There was a second season of ONLY MURDERS IN THE BUILDING, and it continued to be awesome.
The original PREDATOR might be iconic and damn good, but I think this flick jumps in front of it in wholistic quality and for the fact it is far less problematic. Both films are great, and perhaps it’s reductive to pit them against each other, but if I had to suggest someone start in on a Predator film then Prey would be my choice easily and 100%.
The action in this one is well directed and tense, the storyline of the main character matters and shows growth and has something to say, and the tightness of the plot keeps it all in line.
I cannot think of other new films that need to be on this list. I cannot think of other new films I watched and enjoyed. Ugh, I need to keep a better list, or maintain my Letterboxd. I did see CRIMES OF THE FUTURE, and definitely enjoyed it, but it was mid-tier Cronenberg, which means it was better than most things, but just had me missing some of his other stuff.
I just caught GLASS ONION and thoroughly loved every minute of it. If Rian Johnson can create comfort food quality like this every time, then I’ll line up every time. It appears TURNING RED might have been this year, and there was a lot I loved about that flick. LIGHTYEAR was also pretty damn rad.
HOW OTHER DADS DAD with Hamish Blake
I already find Hamish Blake, the Australian comedian and presenter, a funny guy. He’s been great on radio, tv shows, and recently Lego Masters, and so I’d be inclined to give him a try in most things so giving his new podcast was an easy try.

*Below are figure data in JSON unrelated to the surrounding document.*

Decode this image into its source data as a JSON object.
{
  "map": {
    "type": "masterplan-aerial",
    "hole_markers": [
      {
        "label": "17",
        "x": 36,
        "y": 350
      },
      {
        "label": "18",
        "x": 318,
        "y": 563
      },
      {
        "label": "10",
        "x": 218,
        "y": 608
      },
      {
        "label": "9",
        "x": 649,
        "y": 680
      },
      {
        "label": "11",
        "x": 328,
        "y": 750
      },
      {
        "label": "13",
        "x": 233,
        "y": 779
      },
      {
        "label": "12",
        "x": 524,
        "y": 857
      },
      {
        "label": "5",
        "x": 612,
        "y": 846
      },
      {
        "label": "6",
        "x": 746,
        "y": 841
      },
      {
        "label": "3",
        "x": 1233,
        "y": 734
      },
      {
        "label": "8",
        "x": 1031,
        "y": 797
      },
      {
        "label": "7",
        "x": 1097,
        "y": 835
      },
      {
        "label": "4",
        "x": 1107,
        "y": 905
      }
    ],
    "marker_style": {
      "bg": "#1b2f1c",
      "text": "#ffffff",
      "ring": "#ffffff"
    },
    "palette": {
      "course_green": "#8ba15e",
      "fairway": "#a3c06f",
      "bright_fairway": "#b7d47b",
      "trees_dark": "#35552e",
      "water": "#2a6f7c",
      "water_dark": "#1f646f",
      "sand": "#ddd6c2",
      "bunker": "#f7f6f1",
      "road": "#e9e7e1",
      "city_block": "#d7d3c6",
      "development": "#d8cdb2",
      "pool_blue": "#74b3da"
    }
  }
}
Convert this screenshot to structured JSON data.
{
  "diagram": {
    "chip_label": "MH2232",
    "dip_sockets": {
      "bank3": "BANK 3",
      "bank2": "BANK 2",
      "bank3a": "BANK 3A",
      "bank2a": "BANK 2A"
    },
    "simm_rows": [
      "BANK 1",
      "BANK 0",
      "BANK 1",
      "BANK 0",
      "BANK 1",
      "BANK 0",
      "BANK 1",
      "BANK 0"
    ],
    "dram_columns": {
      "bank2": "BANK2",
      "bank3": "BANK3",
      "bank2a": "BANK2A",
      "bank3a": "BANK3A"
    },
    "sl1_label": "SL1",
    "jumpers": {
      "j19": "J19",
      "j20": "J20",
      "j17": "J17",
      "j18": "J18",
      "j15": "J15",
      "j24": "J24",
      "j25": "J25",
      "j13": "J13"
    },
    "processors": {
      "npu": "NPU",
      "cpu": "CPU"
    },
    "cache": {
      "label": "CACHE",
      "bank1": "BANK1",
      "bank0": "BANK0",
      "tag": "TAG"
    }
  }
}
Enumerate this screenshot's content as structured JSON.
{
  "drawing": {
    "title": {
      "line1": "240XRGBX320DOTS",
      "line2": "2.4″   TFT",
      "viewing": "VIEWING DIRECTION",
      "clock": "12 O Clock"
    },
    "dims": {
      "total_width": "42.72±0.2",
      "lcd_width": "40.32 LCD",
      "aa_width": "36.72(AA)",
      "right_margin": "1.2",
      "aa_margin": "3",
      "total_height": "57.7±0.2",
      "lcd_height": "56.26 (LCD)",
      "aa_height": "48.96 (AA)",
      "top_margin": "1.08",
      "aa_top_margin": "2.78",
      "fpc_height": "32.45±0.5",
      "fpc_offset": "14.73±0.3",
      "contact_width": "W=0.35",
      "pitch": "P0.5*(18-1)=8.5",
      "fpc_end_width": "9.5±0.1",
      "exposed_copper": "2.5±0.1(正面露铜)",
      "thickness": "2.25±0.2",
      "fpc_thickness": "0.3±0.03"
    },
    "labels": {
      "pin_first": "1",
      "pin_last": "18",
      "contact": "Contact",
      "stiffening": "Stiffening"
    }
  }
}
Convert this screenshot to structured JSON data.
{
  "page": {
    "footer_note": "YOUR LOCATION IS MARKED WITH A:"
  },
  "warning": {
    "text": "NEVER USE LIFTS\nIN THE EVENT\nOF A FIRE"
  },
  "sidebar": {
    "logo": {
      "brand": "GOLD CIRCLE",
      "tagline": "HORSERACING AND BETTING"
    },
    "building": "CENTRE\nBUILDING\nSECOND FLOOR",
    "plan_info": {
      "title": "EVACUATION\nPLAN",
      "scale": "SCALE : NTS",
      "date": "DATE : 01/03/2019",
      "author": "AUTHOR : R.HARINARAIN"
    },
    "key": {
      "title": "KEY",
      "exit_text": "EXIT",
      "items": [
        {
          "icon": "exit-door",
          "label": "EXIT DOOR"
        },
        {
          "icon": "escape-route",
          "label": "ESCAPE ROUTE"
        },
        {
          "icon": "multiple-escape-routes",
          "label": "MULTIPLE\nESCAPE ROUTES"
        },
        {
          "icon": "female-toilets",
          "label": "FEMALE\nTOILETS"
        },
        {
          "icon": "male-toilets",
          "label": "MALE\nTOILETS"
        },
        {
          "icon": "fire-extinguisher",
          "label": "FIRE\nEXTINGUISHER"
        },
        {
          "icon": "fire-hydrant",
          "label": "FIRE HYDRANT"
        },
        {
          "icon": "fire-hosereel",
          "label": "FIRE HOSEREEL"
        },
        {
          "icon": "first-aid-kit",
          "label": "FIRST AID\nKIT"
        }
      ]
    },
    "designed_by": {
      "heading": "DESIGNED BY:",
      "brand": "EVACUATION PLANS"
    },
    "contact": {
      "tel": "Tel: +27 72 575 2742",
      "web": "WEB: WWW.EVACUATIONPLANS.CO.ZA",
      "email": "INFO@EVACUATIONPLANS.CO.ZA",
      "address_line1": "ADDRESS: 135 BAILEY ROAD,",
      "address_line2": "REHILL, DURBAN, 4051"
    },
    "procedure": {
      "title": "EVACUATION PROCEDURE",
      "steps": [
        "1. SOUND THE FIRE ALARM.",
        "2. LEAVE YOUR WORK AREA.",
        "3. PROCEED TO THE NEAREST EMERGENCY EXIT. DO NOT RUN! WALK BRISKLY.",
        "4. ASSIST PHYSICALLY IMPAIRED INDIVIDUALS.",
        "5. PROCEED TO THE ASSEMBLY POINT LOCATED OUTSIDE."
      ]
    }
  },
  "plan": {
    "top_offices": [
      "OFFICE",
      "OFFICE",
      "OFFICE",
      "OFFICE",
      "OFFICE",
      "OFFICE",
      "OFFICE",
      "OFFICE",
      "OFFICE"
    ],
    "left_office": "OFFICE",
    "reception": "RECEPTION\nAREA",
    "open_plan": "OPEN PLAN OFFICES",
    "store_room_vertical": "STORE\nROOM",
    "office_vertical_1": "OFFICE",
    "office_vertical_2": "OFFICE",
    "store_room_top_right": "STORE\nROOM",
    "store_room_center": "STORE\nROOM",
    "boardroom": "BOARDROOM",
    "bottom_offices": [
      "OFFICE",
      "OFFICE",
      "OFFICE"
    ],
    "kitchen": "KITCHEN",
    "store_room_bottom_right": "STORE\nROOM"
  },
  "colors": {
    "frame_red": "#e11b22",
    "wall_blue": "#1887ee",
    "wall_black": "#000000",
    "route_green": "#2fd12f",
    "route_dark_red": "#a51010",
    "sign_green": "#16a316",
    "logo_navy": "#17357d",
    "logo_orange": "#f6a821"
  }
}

But the fact his podcast is all about parenting, and not from an authoritative standpoint and instead taking an open, honest, and inquisitive stance, means I already deeply love this show. Hamish just brings on other fellas he knows and has a frank discussion about how they parent and how they view quality parenting. Every episode gives me multiple moments of reflection, consideration, and hope. It’s like all good professional learning – you hope to have some good things in yourself confirmed, and then you aim for at least one solid takeaway for the day. Getting a few solid laughs on the side is just the soupcon of flavour this whole dish needs to bring it home as a 10/10 recommendation for me.
Alright, that was the year that was [that I could remember, to the best of my ability, your honour]. All of these things have inspired me in some way, and will affect me as a person and a writer in some way, and I hope you also dug some, or found something new to dive into.